Stephane Delapre, a farmer in Beauvoir-sur-Mer, near the western coast, said half his chickens had died of suffocation on Monday.
"In 42 years, I've never seen that," he told AFP as he waited for an official to collect the carcasses.
Depre raises around 17,500 free-range hens and 70,000 quails in sheds with outdoor runs.
"We put in a few fans but... it went up to 40–41C. There was nothing we could do," he said.
Sixty kilometres (40 miles) away, Regis Bonnin, 57, said he had set up misting systems to cool his 120 dairy cows, who were producing four to five litres less milk per day.
He had already lost a heifer with weak lungs and feared future reproductive problems.

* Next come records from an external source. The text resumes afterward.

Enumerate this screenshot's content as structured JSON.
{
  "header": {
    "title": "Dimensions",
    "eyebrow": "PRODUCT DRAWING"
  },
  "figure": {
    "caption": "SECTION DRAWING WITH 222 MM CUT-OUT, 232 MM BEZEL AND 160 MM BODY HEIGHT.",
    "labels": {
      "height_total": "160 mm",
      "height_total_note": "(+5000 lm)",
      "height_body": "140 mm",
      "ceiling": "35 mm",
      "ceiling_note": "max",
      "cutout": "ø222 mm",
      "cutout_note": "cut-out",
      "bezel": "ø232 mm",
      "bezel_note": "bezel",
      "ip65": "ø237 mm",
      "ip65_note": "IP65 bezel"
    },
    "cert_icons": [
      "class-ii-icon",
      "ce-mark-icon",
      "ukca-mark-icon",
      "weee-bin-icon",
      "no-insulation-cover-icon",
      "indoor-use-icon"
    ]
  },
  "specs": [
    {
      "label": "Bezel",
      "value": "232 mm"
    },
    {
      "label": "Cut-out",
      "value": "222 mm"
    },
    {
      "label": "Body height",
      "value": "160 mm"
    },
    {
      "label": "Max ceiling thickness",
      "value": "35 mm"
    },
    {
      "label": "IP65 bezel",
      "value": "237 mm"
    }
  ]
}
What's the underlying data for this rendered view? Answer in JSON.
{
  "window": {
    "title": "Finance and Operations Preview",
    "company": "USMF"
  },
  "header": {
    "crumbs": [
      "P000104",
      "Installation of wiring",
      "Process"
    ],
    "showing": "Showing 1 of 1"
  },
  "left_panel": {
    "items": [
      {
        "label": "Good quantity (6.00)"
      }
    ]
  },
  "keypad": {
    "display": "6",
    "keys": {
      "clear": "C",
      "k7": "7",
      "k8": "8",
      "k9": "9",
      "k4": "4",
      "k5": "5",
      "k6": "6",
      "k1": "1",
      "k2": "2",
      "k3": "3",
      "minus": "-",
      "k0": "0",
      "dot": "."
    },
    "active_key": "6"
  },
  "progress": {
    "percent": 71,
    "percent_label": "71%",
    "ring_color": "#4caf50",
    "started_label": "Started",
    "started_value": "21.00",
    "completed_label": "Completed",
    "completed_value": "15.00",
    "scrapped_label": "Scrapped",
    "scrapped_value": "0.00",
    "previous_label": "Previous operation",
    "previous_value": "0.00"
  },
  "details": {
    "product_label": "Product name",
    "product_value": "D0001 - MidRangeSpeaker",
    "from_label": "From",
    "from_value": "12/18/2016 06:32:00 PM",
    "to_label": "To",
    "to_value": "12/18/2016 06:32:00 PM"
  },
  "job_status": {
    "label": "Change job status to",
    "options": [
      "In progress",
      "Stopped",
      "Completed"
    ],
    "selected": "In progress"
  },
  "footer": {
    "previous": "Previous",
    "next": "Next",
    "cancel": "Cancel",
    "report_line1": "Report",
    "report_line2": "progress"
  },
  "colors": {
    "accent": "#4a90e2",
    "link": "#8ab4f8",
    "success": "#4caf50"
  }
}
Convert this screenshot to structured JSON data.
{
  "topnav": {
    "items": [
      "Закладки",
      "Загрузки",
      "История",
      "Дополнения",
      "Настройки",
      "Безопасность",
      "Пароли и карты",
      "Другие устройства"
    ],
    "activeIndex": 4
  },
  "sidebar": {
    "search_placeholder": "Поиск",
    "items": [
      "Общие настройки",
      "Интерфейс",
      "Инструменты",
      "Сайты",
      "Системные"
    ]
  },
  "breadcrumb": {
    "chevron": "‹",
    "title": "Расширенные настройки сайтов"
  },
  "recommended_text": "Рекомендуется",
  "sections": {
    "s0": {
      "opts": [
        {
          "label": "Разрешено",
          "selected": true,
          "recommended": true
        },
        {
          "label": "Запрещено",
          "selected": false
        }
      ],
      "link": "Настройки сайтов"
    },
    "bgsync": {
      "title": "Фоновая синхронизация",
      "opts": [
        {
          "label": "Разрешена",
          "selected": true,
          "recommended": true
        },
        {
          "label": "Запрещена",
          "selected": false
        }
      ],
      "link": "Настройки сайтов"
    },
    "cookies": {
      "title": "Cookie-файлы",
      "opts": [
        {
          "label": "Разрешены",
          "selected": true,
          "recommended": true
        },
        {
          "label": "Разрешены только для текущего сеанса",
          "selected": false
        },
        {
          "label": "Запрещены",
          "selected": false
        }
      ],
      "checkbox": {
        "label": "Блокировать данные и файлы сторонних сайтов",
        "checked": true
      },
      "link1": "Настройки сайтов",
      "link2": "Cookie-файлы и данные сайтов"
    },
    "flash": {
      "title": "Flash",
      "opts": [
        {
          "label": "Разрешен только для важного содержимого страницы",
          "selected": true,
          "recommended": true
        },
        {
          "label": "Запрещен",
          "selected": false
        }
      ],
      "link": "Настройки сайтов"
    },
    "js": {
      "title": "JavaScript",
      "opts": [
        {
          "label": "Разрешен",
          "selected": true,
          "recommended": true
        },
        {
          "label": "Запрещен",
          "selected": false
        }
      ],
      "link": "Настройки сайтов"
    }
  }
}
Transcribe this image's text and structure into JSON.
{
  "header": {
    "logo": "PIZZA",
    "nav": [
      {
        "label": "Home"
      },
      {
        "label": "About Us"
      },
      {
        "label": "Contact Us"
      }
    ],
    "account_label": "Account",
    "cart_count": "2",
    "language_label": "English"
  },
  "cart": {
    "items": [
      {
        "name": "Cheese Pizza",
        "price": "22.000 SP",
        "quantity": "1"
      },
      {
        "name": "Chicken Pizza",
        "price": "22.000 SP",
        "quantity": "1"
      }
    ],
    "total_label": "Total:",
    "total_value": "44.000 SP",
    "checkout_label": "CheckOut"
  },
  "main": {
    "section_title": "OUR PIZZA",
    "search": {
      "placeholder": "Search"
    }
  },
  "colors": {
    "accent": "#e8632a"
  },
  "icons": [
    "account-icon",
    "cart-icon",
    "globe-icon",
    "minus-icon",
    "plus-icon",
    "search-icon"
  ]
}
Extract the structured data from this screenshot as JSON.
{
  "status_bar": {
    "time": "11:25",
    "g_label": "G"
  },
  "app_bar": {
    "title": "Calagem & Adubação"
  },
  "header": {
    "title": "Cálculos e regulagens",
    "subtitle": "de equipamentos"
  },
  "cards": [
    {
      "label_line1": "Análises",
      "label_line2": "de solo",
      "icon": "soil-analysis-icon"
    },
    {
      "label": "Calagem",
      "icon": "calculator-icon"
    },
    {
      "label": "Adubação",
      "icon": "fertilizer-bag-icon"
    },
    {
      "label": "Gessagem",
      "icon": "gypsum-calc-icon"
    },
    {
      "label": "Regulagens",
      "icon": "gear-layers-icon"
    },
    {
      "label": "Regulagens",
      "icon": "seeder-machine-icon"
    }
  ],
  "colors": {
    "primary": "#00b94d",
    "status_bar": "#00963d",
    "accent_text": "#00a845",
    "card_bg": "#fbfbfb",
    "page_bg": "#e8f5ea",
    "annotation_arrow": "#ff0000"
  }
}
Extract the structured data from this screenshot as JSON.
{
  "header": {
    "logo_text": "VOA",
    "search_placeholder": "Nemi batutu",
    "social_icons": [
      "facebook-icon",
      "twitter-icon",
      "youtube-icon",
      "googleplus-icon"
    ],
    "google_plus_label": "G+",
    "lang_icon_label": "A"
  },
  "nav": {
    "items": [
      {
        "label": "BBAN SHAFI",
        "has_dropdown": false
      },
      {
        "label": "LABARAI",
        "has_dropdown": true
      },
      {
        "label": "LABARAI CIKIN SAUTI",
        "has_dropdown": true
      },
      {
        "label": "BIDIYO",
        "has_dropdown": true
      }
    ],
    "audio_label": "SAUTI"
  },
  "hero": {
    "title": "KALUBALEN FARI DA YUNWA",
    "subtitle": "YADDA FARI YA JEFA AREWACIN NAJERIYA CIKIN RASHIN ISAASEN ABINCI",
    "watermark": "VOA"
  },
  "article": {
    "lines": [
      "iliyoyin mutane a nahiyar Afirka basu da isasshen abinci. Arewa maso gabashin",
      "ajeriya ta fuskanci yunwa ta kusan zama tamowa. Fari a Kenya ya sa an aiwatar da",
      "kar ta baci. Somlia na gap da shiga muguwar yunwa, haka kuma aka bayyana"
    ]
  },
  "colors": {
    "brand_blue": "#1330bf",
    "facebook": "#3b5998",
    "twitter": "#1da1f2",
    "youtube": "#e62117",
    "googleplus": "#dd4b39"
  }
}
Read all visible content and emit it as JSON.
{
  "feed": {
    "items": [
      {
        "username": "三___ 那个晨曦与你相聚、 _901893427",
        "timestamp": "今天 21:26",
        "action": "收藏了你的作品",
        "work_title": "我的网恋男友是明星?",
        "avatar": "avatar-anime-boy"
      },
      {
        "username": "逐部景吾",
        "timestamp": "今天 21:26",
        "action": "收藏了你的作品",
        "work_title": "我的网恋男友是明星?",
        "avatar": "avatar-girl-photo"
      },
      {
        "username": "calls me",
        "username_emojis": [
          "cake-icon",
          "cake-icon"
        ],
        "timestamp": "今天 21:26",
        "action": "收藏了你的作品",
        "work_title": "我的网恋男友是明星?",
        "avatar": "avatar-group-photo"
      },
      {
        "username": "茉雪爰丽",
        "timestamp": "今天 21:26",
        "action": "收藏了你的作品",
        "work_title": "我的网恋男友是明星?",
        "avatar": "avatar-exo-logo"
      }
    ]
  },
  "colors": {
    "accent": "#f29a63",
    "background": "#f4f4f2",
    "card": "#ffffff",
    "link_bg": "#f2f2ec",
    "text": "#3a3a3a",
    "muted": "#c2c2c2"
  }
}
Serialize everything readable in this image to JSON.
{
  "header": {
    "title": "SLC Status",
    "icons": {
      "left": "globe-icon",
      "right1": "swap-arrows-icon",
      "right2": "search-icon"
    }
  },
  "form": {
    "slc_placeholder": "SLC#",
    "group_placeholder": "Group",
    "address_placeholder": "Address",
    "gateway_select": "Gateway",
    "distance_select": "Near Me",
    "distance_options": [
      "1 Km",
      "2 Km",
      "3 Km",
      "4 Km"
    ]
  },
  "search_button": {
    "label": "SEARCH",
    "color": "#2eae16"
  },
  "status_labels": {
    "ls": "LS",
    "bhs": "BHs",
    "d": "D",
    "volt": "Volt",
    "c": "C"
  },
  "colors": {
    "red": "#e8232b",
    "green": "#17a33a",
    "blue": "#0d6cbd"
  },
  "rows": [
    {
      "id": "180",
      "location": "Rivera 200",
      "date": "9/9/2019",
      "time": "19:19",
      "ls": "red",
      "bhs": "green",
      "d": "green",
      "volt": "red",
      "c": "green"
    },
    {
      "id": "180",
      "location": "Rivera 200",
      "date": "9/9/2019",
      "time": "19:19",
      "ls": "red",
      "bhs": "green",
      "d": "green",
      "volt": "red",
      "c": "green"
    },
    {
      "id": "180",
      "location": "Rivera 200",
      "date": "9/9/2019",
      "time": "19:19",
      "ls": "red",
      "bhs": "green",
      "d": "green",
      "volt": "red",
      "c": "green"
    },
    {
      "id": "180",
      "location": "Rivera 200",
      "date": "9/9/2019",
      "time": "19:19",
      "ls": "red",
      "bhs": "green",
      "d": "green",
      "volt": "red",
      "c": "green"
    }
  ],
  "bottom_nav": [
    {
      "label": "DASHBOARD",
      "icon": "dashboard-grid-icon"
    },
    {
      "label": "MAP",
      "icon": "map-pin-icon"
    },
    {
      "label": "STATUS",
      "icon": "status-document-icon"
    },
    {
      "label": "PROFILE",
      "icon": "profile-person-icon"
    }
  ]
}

He said he would hang on until next week to cut his wheat, for fear the combine harvester would spark a fire in the parched crop.
Neighbours had "already put out two blazes".
His main crop worry was his maize yield.
"If it flowers when temperatures are above 30C the pollen will be sterile," meaning the ears of corn will have fewer grains, he said glumly.
- Pressure cooker -
The heat also generates logistical headaches.
Sebastien Mery, who farms wheat and rapeseed in the Gatinais region, south of Paris, harvests early in the morning and late at night to avoid the worst of the heat.
But those timings mean he cannot get the cereal straight to a local silo because they are not open then.
Where regional authorities have banned harvesting between 2:00 pm and 7:00 pm, some silos are now opening overnight.
Stephane Baron, from Charente-Maritime, western France, is bracing for disastrous harvests, due to downpours in February and successive heatwaves in May and June.
His soft wheat yield was half what was needed for the crop to be profitable, he said.
France's powerful intensive-farming union FNSEA said maize and sunflowers were likely to survive this year "with a bit of water" but wheat could be problematic.
"Sometimes the wheat's too dry, so the grain is too small and risks being thrown out with the straw" by the combine harvester, said Franck Laborde, FNSEA's head of climate risk.
The worst heatwave in most French farmers' memory was the disaster of 2003.
But that came in August, when crops were already three-quarters grown, Bonnin pointed out.
This time, the searing heat has come much earlier in the growing cycle.
"The difference now is we've got a succession of extreme events," said Inaki Garcia de Cortazar-Atauri of research institute INRAE.
"There's no magic formula against the pressure-cooker effect," he said, but stressed that environmental farming practices offer a "framework" for adaptation that can be developed "in every region and every sector".